Fossil fuel companies spend US$6bn to advertise in sports

It is time for the sports industry to begin asking itself the hard questions about climate change.

Despite the overwhelming evidence that fossil fuels are the primary cause of climate change, a new report from British think tank the New Weather Institute shows that the sports industry is receiving US$5,6 billion in sponsorship money from the fossil fuel industry.

The report, titled “Dirty Money – How Fossil Fuel Sponsors are Polluting Sport” was published after the hottest summer on record and coincides with unprecedented flooding that has devastated Central Europe and West and Central Africa.

It highlights the 205 active fossil fuel sponsorship deals in the sports sector, and lists the major culprits.

Soccer (football), motorsports, rugby union, and golf are the sports with the most fossil fuel-related sponsorship deals. The biggest spenders are Aramco (US$1,3 billion), Ineos (US$777 million), Shell ($470 million), and TotalEnergies (US$340 million).

Soccer fans will recognise Ineos, the British petrochemical group owned by Jim Ratcliffe that now owns a stake in Manchester United.

TotalEnergies was a sponsor of the 2023 Rugby World Cup in France, and the 2024 Africa Cup of Nations, and Aramco sponsors the F1 Saudi Grand Prix and has a global partnership with FIFA and a sponsorship agreement with CONCACAF.

The sports industry’s acceptance of oil and gas sponsorship money is perplexing, yet simple to explain.

Fossil fuels stand in contrast to everything sports stand for and require to exist.

They are detrimental to human health — just the air pollution from their burning kills over 5 million people per year. They alter the very environments in which sports are played.

They make sports more difficult and dangerous to participate in. Yet in the short-term, the fossil fuel industry offers huge sums of money that sports organisations can reinvest or profit from. In other words, the sports industry is mortgaging its very existence for cash in hand.

Sadly, this short-sightedness is validating fossil fuel companies’ social license to operate, which is exactly what they are seeking when they make this investment. By accepting this investment, sports organisations are complicit in oil and gas sports-washing.

Statista stats shows that the sports industry is worth an estimated US$471 billion. That figure is projected to rise to US$680 billion by the time the Summer Olympics come to Los Angeles in 2028.

Sports are no longer merely a physical test, nor are they just entertainment for the masses, they have become a lucrative investment, one which owners are not eager to lose.

Nevertheless, the acceleration of climate change will erode humans’ ability to partake in and watch live sports, thereby reducing the value of the sports industry.

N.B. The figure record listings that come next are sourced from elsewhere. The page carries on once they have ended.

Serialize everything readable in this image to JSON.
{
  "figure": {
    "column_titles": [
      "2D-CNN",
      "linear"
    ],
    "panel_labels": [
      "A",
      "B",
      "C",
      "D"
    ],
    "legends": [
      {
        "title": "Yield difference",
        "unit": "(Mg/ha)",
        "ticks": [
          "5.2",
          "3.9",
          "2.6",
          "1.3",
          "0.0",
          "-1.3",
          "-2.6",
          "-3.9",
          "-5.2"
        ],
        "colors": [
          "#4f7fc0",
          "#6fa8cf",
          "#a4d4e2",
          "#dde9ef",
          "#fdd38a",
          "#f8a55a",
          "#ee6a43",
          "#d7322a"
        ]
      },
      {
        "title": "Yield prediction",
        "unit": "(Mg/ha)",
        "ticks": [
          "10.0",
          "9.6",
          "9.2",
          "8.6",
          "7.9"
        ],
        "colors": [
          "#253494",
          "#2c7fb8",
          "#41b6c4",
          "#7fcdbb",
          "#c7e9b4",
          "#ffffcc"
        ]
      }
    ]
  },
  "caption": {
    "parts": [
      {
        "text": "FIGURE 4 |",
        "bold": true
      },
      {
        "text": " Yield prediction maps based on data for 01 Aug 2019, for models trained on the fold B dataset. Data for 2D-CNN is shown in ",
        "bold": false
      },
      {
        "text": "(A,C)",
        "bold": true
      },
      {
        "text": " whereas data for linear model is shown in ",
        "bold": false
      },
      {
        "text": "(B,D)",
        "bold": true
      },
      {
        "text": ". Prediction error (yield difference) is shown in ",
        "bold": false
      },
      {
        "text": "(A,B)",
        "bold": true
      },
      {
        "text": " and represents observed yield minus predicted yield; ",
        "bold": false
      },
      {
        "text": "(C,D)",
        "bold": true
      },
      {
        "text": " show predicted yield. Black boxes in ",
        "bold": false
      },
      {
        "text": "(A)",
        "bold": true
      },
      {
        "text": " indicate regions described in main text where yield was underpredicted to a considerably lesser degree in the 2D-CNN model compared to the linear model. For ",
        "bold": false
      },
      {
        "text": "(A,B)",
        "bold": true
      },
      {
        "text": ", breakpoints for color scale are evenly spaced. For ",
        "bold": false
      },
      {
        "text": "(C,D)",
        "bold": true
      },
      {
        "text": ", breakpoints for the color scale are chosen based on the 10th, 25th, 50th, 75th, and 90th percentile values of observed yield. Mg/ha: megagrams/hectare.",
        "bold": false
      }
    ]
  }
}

The current estimation of the sports industry’s economic value does not factor in the potential havoc climate change will wreak on the international sports sector. But there are already signs of what is to come.

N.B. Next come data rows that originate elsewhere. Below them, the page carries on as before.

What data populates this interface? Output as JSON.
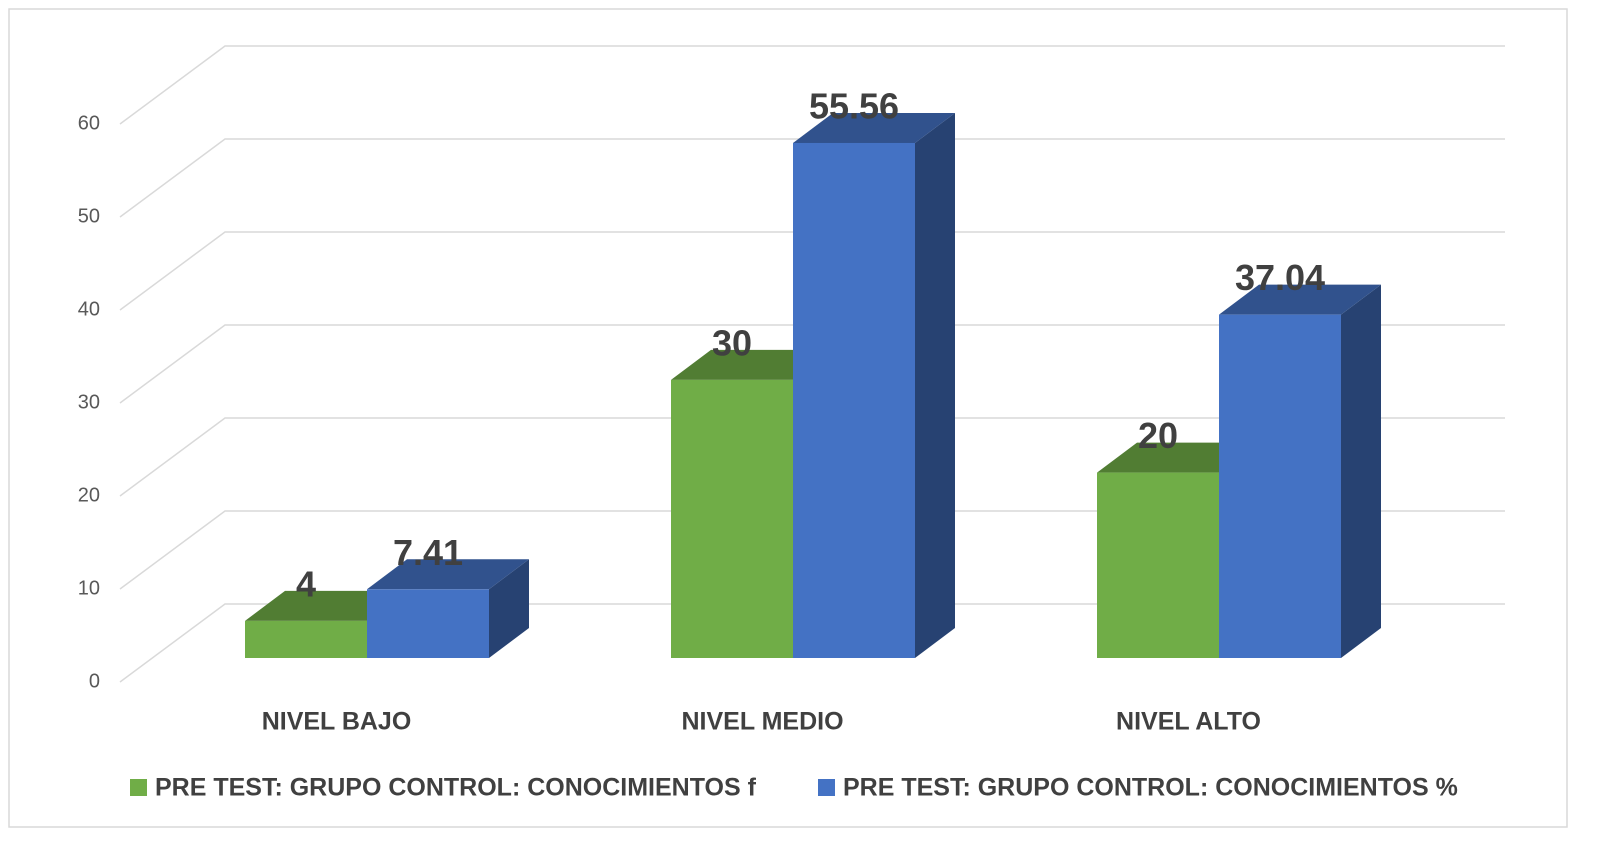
{
  "chart_data": {
    "type": "bar3d",
    "categories": [
      "NIVEL BAJO",
      "NIVEL MEDIO",
      "NIVEL ALTO"
    ],
    "series": [
      {
        "name": "PRE TEST: GRUPO CONTROL: CONOCIMIENTOS f",
        "color": "#70ad47",
        "values": [
          4,
          30,
          20
        ]
      },
      {
        "name": "PRE TEST: GRUPO CONTROL: CONOCIMIENTOS %",
        "color": "#4472c4",
        "values": [
          7.41,
          55.56,
          37.04
        ]
      }
    ],
    "ylim": [
      0,
      60
    ],
    "yticks": [
      0,
      10,
      20,
      30,
      40,
      50,
      60
    ],
    "grid": true,
    "legend": "bottom"
  }
}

The Economist recently ran an exposé on the global increase in temperature and how it is affecting athletes’ ability to compete. In it, they quote men’s tennis star Daniil Medvedev saying “one player gonna die,” during last summer’s US Open.

The piece also highlighted the fact that during this summer’s Open players vomited, put bags of ice around their necks and heads, and had hoses blowing cold air down their shirts. — Forbes.